L’étude de Ladage (2016) permet de mettre en exergue l’importance du contexte de communication instrumentée entre les formés et le formateur au sein d’un DHF. Le dispositif transformatif proposé par l’étude vise à repenser l’articulation des cours magistraux (CM) et des travaux pratiques (TD) dans un contexte de formation initiale d’enseignants à l’université. L’aménagement du DHF rend possible la réalisation des TD à distance et en autonomie par

les formés. Le processus d’autonomisation de la formation des étudiants est mené dans le cadre d’un travail collaboratif par l’exploitation de traces d’activités déposées par les formés sur la plateforme de formation du DHF. L’activité dévolue au formateur consiste à se saisir de ces traces déposées par les formés sur la plateforme pour, en présentiel, solliciter leurs interactions. Les résultats de l’étude mettent toutefois en avant qu’une part significative des formés n’assume pas la publication de leur activité de formation et ne bénéficie que très peu des activités menées avec les pairs à distance.

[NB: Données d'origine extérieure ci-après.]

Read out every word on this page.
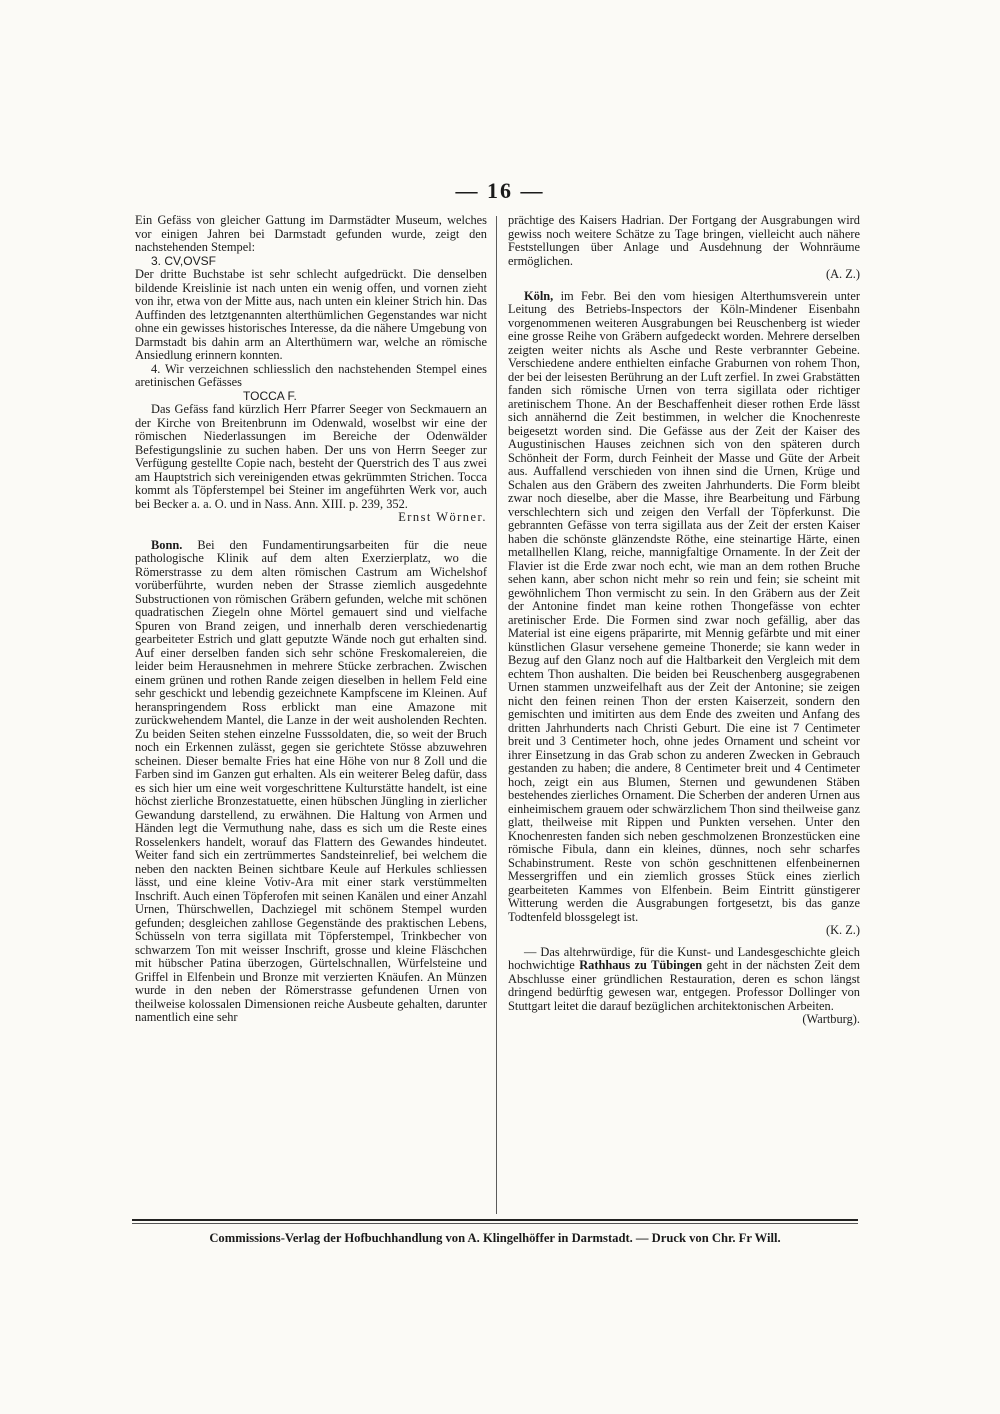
— 16 —

Ein Gefäss von gleicher Gattung im Darmstädter Museum, welches vor einigen Jahren bei Darmstadt gefunden wurde, zeigt den nachstehenden Stempel:

3. CV,OVSF

Der dritte Buchstabe ist sehr schlecht aufgedrückt. Die denselben bildende Kreislinie ist nach unten ein wenig offen, und vornen zieht von ihr, etwa von der Mitte aus, nach unten ein kleiner Strich hin. Das Auffinden des letztgenannten alterthümlichen Gegenstandes war nicht ohne ein gewisses historisches Interesse, da die nähere Umgebung von Darmstadt bis dahin arm an Alterthümern war, welche an römische Ansiedlung erinnern konnten.

4. Wir verzeichnen schliesslich den nachstehenden Stempel eines aretinischen Gefässes

TOCCA F.

Das Gefäss fand kürzlich Herr Pfarrer Seeger von Seckmauern an der Kirche von Breitenbrunn im Odenwald, woselbst wir eine der römischen Niederlassungen im Bereiche der Odenwälder Befestigungslinie zu suchen haben. Der uns von Herrn Seeger zur Verfügung gestellte Copie nach, besteht der Querstrich des T aus zwei am Hauptstrich sich vereinigenden etwas gekrümmten Strichen. Tocca kommt als Töpferstempel bei Steiner im angeführten Werk vor, auch bei Becker a. a. O. und in Nass. Ann. XIII. p. 239, 352.

Ernst Wörner.

Bonn. Bei den Fundamentirungsarbeiten für die neue pathologische Klinik auf dem alten Exerzierplatz, wo die Römerstrasse zu dem alten römischen Castrum am Wichelshof vorüberführte, wurden neben der Strasse ziemlich ausgedehnte Substructionen von römischen Gräbern gefunden, welche mit schönen quadratischen Ziegeln ohne Mörtel gemauert sind und vielfache Spuren von Brand zeigen, und innerhalb deren verschiedenartig gearbeiteter Estrich und glatt geputzte Wände noch gut erhalten sind. Auf einer derselben fanden sich sehr schöne Freskomalereien, die leider beim Herausnehmen in mehrere Stücke zerbrachen. Zwischen einem grünen und rothen Rande zeigen dieselben in hellem Feld eine sehr geschickt und lebendig gezeichnete Kampfscene im Kleinen. Auf heranspringendem Ross erblickt man eine Amazone mit zurückwehendem Mantel, die Lanze in der weit ausholenden Rechten. Zu beiden Seiten stehen einzelne Fusssoldaten, die, so weit der Bruch noch ein Erkennen zulässt, gegen sie gerichtete Stösse abzuwehren scheinen. Dieser bemalte Fries hat eine Höhe von nur 8 Zoll und die Farben sind im Ganzen gut erhalten. Als ein weiterer Beleg dafür, dass es sich hier um eine weit vorgeschrittene Kulturstätte handelt, ist eine höchst zierliche Bronzestatuette, einen hübschen Jüngling in zierlicher Gewandung darstellend, zu erwähnen. Die Haltung von Armen und Händen legt die Vermuthung nahe, dass es sich um die Reste eines Rosselenkers handelt, worauf das Flattern des Gewandes hindeutet. Weiter fand sich ein zertrümmertes Sandsteinrelief, bei welchem die neben den nackten Beinen sichtbare Keule auf Herkules schliessen lässt, und eine kleine Votiv-Ara mit einer stark verstümmelten Inschrift. Auch einen Töpferofen mit seinen Kanälen und einer Anzahl Urnen, Thürschwellen, Dachziegel mit schönem Stempel wurden gefunden; desgleichen zahllose Gegenstände des praktischen Lebens, Schüsseln von terra sigillata mit Töpferstempel, Trinkbecher von schwarzem Ton mit weisser Inschrift, grosse und kleine Fläschchen mit hübscher Patina überzogen, Gürtelschnallen, Würfelsteine und Griffel in Elfenbein und Bronze mit verzierten Knäufen. An Münzen wurde in den neben der Römerstrasse gefundenen Urnen von theilweise kolossalen Dimensionen reiche Ausbeute gehalten, darunter namentlich eine sehr

prächtige des Kaisers Hadrian. Der Fortgang der Ausgrabungen wird gewiss noch weitere Schätze zu Tage bringen, vielleicht auch nähere Feststellungen über Anlage und Ausdehnung der Wohnräume ermöglichen.

(A. Z.)

Köln, im Febr. Bei den vom hiesigen Alterthumsverein unter Leitung des Betriebs-Inspectors der Köln-Mindener Eisenbahn vorgenommenen weiteren Ausgrabungen bei Reuschenberg ist wieder eine grosse Reihe von Gräbern aufgedeckt worden. Mehrere derselben zeigten weiter nichts als Asche und Reste verbrannter Gebeine. Verschiedene andere enthielten einfache Graburnen von rohem Thon, der bei der leisesten Berührung an der Luft zerfiel. In zwei Grabstätten fanden sich römische Urnen von terra sigillata oder richtiger aretinischem Thone. An der Beschaffenheit dieser rothen Erde lässt sich annähernd die Zeit bestimmen, in welcher die Knochenreste beigesetzt worden sind. Die Gefässe aus der Zeit der Kaiser des Augustinischen Hauses zeichnen sich von den späteren durch Schönheit der Form, durch Feinheit der Masse und Güte der Arbeit aus. Auffallend verschieden von ihnen sind die Urnen, Krüge und Schalen aus den Gräbern des zweiten Jahrhunderts. Die Form bleibt zwar noch dieselbe, aber die Masse, ihre Bearbeitung und Färbung verschlechtern sich und zeigen den Verfall der Töpferkunst. Die gebrannten Gefässe von terra sigillata aus der Zeit der ersten Kaiser haben die schönste glänzendste Röthe, eine steinartige Härte, einen metallhellen Klang, reiche, mannigfaltige Ornamente. In der Zeit der Flavier ist die Erde zwar noch echt, wie man an dem rothen Bruche sehen kann, aber schon nicht mehr so rein und fein; sie scheint mit gewöhnlichem Thon vermischt zu sein. In den Gräbern aus der Zeit der Antonine findet man keine rothen Thongefässe von echter aretinischer Erde. Die Formen sind zwar noch gefällig, aber das Material ist eine eigens präparirte, mit Mennig gefärbte und mit einer künstlichen Glasur versehene gemeine Thonerde; sie kann weder in Bezug auf den Glanz noch auf die Haltbarkeit den Vergleich mit dem echtem Thon aushalten. Die beiden bei Reuschenberg ausgegrabenen Urnen stammen unzweifelhaft aus der Zeit der Antonine; sie zeigen nicht den feinen reinen Thon der ersten Kaiserzeit, sondern den gemischten und imitirten aus dem Ende des zweiten und Anfang des dritten Jahrhunderts nach Christi Geburt. Die eine ist 7 Centimeter breit und 3 Centimeter hoch, ohne jedes Ornament und scheint vor ihrer Einsetzung in das Grab schon zu anderen Zwecken in Gebrauch gestanden zu haben; die andere, 8 Centimeter breit und 4 Centimeter hoch, zeigt ein aus Blumen, Sternen und gewundenen Stäben bestehendes zierliches Ornament. Die Scherben der anderen Urnen aus einheimischem grauem oder schwärzlichem Thon sind theilweise ganz glatt, theilweise mit Rippen und Punkten versehen. Unter den Knochenresten fanden sich neben geschmolzenen Bronzestücken eine römische Fibula, dann ein kleines, dünnes, noch sehr scharfes Schabinstrument. Reste von schön geschnittenen elfenbeinernen Messergriffen und ein ziemlich grosses Stück eines zierlich gearbeiteten Kammes von Elfenbein. Beim Eintritt günstigerer Witterung werden die Ausgrabungen fortgesetzt, bis das ganze Todtenfeld blossgelegt ist.

(K. Z.)

— Das altehrwürdige, für die Kunst- und Landesgeschichte gleich hochwichtige Rathhaus zu Tübingen geht in der nächsten Zeit dem Abschlusse einer gründlichen Restauration, deren es schon längst dringend bedürftig gewesen war, entgegen. Professor Dollinger von Stuttgart leitet die darauf bezüglichen architektonischen Arbeiten.

(Wartburg).

Commissions-Verlag der Hofbuchhandlung von A. Klingelhöffer in Darmstadt. — Druck von Chr. Fr Will.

D’autres recherches menées sur les DHF, pensés et structurés à partir d’une lecture socioconstructiviste, visent à caractériser les interactions entre les formés et l’environnement d’apprentissage (Meyer, 2012 ; Nizet & Meyer, 2016), à identifier la nature des interactions entre les formés, ou encore à analyser l’activité des formateurs menée en présentiel ou à distance (Lameul, Peltier & Charlier, 2014 ; Peraya & Peltier, 2012). L’étude récente de Hellis et Han (2018) souligne par exemple que l’engagement et la réussite des formés au sein d’un DHF sont liés à la perception qualitative de l'environnement en ligne et des enseignements dispensés, de la charge de travail ou de l’avantage perçu à s’engager dans un travail en ligne. Certaines études conçues selon une approche socioconstructiviste (par exemple : Guérin, Kermarrec & Péoc’h, 2010), évaluent l’impact de la formation universitaire sur le développement professionnel des enseignants stagiaires. Le dispositif hybride présenté aménage des situations de formation en alternance entre la formation à l’université et la situation de stage en classe. Cette modalité singulière permet d’évaluer trois aménagements successifs de formation. Dans un premier temps les formés sont invités à concevoir collectivement des situations d’apprentissage à mettre en œuvre en situation réelle de pratique. Le second temps consiste à l’enregistrement vidéo des activités ainsi planifiées des stagiaires en situation de classe, suivi d’autoconfrontations. Un troisième temps propose un retour réflexif collectif sur les traces d’activités collectées sur une plateforme. Les résultats de l’étude montrent notamment que l’hybridation des activités de formation a permis de confronter les stagiaires à une « itération circulaire » de situations de formation et de mises en œuvre professionnelles, d’établir des liens entre les différentes expériences de formation (collectives) et finalement de les confronter aux circonstances variables de conception de situations d’apprentissage.